Run it exactly as any other config:

fastmdx explore --config campaign.yml
from fastmdxplora import FastMDXplora
FastMDXplora(config="campaign.yml").explore()

Each run is identical in structure to a single study (its own manifest.json, resolved_config.yml, and phase directories), so existing analysis tooling works per-run unchanged. Option precedence within a run is base config < per-system overrides < swept value. Typo'd sweep axes are rejected with the valid-option list, and a failed run is recorded while the others continue.

Cross-run comparison report

After a multi-run study, FastMDXplora automatically builds a comparison/ report at the batch root that turns a directory of runs into a single analysis:

  • Overlays: every run's per-frame trace (RMSD, Rg, Q-value, total SASA) drawn on one set of axes, labelled by its swept value, so divergence across the sweep is visible at a glance.
  • Trends: each run reduced to a summary scalar (e.g. mean RMSD over the trajectory) and plotted against the swept parameter, giving a structure-property relationship.
  • comparison_summary.csv: one row per run with the summary scalars, ready for further analysis.
  • comparison_report.md: a written report tying the figures together, with a one-line quantitative takeaway per property (e.g. "across temperature_K 300 → 320, mean RMSD increases 0.21 → 0.23 nm").

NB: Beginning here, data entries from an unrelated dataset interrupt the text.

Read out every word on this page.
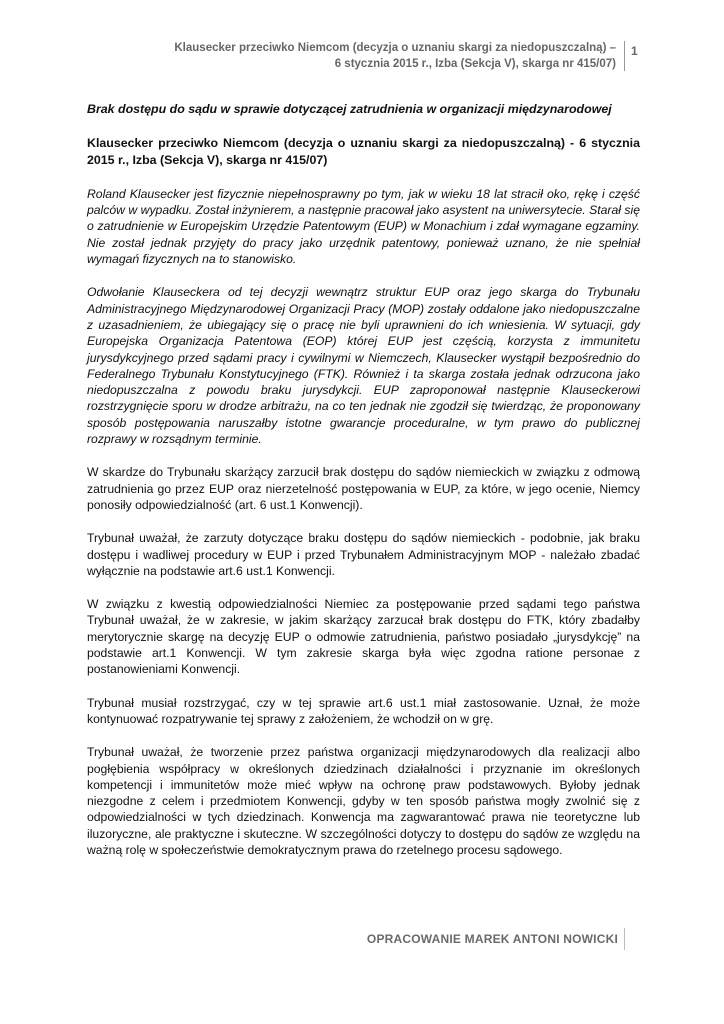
Klausecker przeciwko Niemcom (decyzja o uznaniu skargi za niedopuszczalną) –
6 stycznia 2015 r., Izba (Sekcja V), skarga nr 415/07)
1

Brak dostępu do sądu w sprawie dotyczącej zatrudnienia w organizacji międzynarodowej

Klausecker przeciwko Niemcom (decyzja o uznaniu skargi za niedopuszczalną) - 6 stycznia 2015 r., Izba (Sekcja V), skarga nr 415/07)

Roland Klausecker jest fizycznie niepełnosprawny po tym, jak w wieku 18 lat stracił oko, rękę i część palców w wypadku. Został inżynierem, a następnie pracował jako asystent na uniwersytecie. Starał się o zatrudnienie w Europejskim Urzędzie Patentowym (EUP) w Monachium i zdał wymagane egzaminy. Nie został jednak przyjęty do pracy jako urzędnik patentowy, ponieważ uznano, że nie spełniał wymagań fizycznych na to stanowisko.

Odwołanie Klauseckera od tej decyzji wewnątrz struktur EUP oraz jego skarga do Trybunału Administracyjnego Międzynarodowej Organizacji Pracy (MOP) zostały oddalone jako niedopuszczalne z uzasadnieniem, że ubiegający się o pracę nie byli uprawnieni do ich wniesienia. W sytuacji, gdy Europejska Organizacja Patentowa (EOP) której EUP jest częścią, korzysta z immunitetu jurysdykcyjnego przed sądami pracy i cywilnymi w Niemczech, Klausecker wystąpił bezpośrednio do Federalnego Trybunału Konstytucyjnego (FTK). Również i ta skarga została jednak odrzucona jako niedopuszczalna z powodu braku jurysdykcji. EUP zaproponował następnie Klauseckerowi rozstrzygnięcie sporu w drodze arbitrażu, na co ten jednak nie zgodził się twierdząc, że proponowany sposób postępowania naruszałby istotne gwarancje proceduralne, w tym prawo do publicznej rozprawy w rozsądnym terminie.

W skardze do Trybunału skarżący zarzucił brak dostępu do sądów niemieckich w związku z odmową zatrudnienia go przez EUP oraz nierzetelność postępowania w EUP, za które, w jego ocenie, Niemcy ponosiły odpowiedzialność (art. 6 ust.1 Konwencji).

Trybunał uważał, że zarzuty dotyczące braku dostępu do sądów niemieckich - podobnie, jak braku dostępu i wadliwej procedury w EUP i przed Trybunałem Administracyjnym MOP - należało zbadać wyłącznie na podstawie art.6 ust.1 Konwencji.

W związku z kwestią odpowiedzialności Niemiec za postępowanie przed sądami tego państwa Trybunał uważał, że w zakresie, w jakim skarżący zarzucał brak dostępu do FTK, który zbadałby merytorycznie skargę na decyzję EUP o odmowie zatrudnienia, państwo posiadało „jurysdykcję” na podstawie art.1 Konwencji. W tym zakresie skarga była więc zgodna ratione personae z postanowieniami Konwencji.

Trybunał musiał rozstrzygać, czy w tej sprawie art.6 ust.1 miał zastosowanie. Uznał, że może kontynuować rozpatrywanie tej sprawy z założeniem, że wchodził on w grę.

Trybunał uważał, że tworzenie przez państwa organizacji międzynarodowych dla realizacji albo pogłębienia współpracy w określonych dziedzinach działalności i przyznanie im określonych kompetencji i immunitetów może mieć wpływ na ochronę praw podstawowych. Byłoby jednak niezgodne z celem i przedmiotem Konwencji, gdyby w ten sposób państwa mogły zwolnić się z odpowiedzialności w tych dziedzinach. Konwencja ma zagwarantować prawa nie teoretyczne lub iluzoryczne, ale praktyczne i skuteczne. W szczególności dotyczy to dostępu do sądów ze względu na ważną rolę w społeczeństwie demokratycznym prawa do rzetelnego procesu sądowego.

OPRACOWANIE MAREK ANTONI NOWICKI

It degrades gracefully (errored runs and missing analyses are skipped) and can be turned off with report: { comparison: false }.

Parallel execution

By default runs execute sequentially. An optional execution: block runs several at once:

execution:
  mode: parallel          # sequential (default) | parallel
  workers: 2              # how many runs at once
  devices: [0, 1]         # GPU indices: one run pinned per device
  continue_on_error: true

Parallelism is process-based (each run is a subprocess, required because OpenMM contexts and the GIL don't share across threads). On GPU, the safe pattern is one run per GPU: list your devices and each worker is pinned to a distinct index round-robin. Oversubscribing a single GPU is slower than running sequentially, so workers should not exceed the number of devices on GPU. When workers is unset it defaults to one per device (GPU) or the CPU count capped at the run count (CPU).

Outputs by phase

Each phase writes to a dedicated subdirectory under the project output root, with a structured parameters manifest so every artifact is traceable to the options that produced it.

Phase Key outputs
setup prepared.pdb, solvated.pdb, setup_parameters.json
simulation production.dcd, topology.pdb, simulation_parameters.json
analysis <analysis>/*.dat, <analysis>/*.png, analysis_manifest.json
report report.md, slides.pptx, project_bundle.zip

Documentation

Documentation is available at fastmdxplora.readthedocs.io and is actively expanding.

Citation

If you use FastMDXplora in your work, please cite:

Aina, A.; Kwan, D. FastMDAnalysis: Software for Automated Analysis of Molecular Dynamics Trajectories. J. Comput. Chem. 2026, 47, e70350. DOI: 10.1002/jcc.70350

@article{aina2026fastmd,
  author  = {Aina, Adekunle and Kwan, Derrick},
  title   = {FastMDAnalysis: Software for Automated Analysis of Molecular Dynamics Trajectories},
  journal = {Journal of Computational Chemistry},
  volume  = {47},
  number  = {8},
  pages   = {e70350},
  year    = {2026},
  doi     = {10.1002/jcc.70350},
}

Contributing

Contributions are welcome. See CONTRIBUTING.md. FastMDXplora follows the Contributor Covenant.

License

MIT. See LICENSE.

Acknowledgements

FastMDXplora is developed in the AAI Research Lab at California State University Dominguez Hills. It builds on a deep ecosystem of open-source scientific Python: MDTraj, OpenMM, PDBFixer, NumPy, SciPy, scikit-learn, Matplotlib, python-pptx, and many others.